Prior for logistic regression when having knowledge on outcome

Hi,
first, I wanted to thank all the contributors to Stan and rstan(arm) and related packages for this great work! I’m quite new to Bayesian analysis, but for my current research I’d like to apply Bayesian methods. I have a binary outcome (event of “falls” - yes/no - of people with dementia during their hospital stay) and various independent variables, and now I’m struggling with which priors I should use.

I’m using rstanarm to fit my model. If I know that in general the prevalence of falling for dementia patients in hospitals is about 30% - how do I use this knowledge to define my priors? So best prior knowledge I have is about my outcome variable. My guess is that I would use the default (=normal) priors for the independent variables, but I would specify a different prior-intercept in the stan_glm()-call… Is this correct? And if so, how does a “30% prevalence rate” translate into a prior-distribution for my logistic regression model?

Best
Daniel

Presuming you know that from past data rather than the y you have now, then you can use the fact that the rstanarm runs with the covariates centered. So, you can interpret the intercept as the log-odds of the outcome conditional on all covariates are at their means, which is not the same thing but often not so different than the log-odds of the outcome unconditionally. So, you can set prior_intercept accordingly, perhaps with prior_intercept = normal(location = qlogis(0.3), scale = 0.5, autoscale = FALSE).

Thanks! The prior knowledge comes from previous research and literature reviews, it’s not based on the data I collected.

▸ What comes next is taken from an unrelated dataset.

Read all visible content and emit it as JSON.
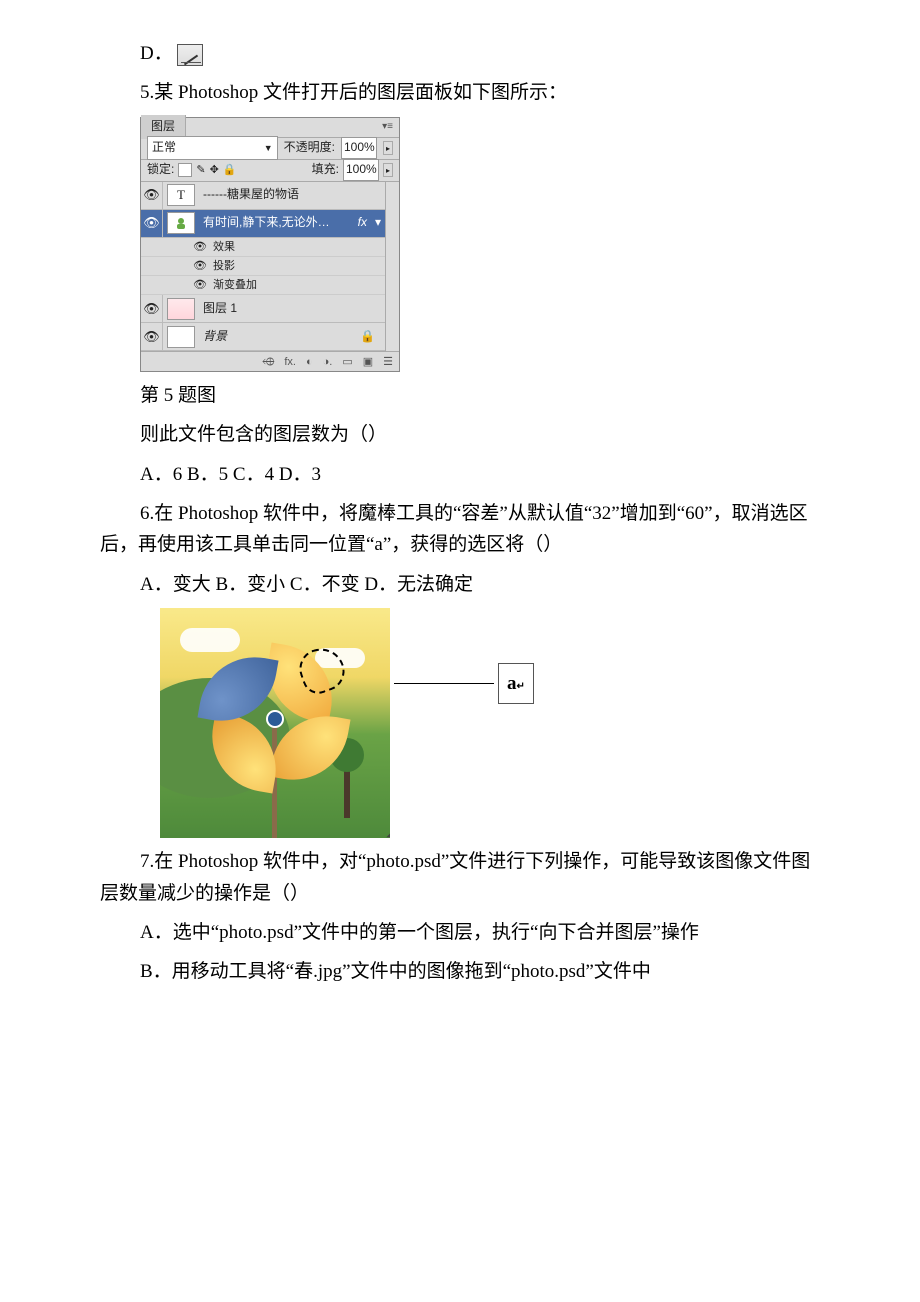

But now I think I’m much more clear about the choice of prior distributions for logistic regressions, and that I have to “think” on the log-scale rather than in probabilities or odds ratios.

Two follow-up questions:

  1. You said “runs with the covariates centered” - is centering automatically done by rstanarm or would I need to center my covariates before fitting the model?
  2. If I also have prior knowledge for certain covariates, I would use rstan instead of rstanarm, do define my model in a way that I can specify prior distribution for each term separately?

Centering is done internally by rstanarm and in the output, the intercept is internally shifted back so that it corresponds to the expected log-odds of the outcome when the original covariates are zero. You can specify a vector of locations and scales (and degrees of freedom or other hyperparameters) for the priors in rstanarm to convey different priors within the same parametric family. In the brm function in the brms R package, you can specify different prior families, and of course you can do that (or even multivariate priors) if you use RStan directly.

Thanks a lot, that did really help! For my studies, results between stan_glm and glm are not completely different, however, I feel more comfortable with the Bayesian way than frequentist way of inference.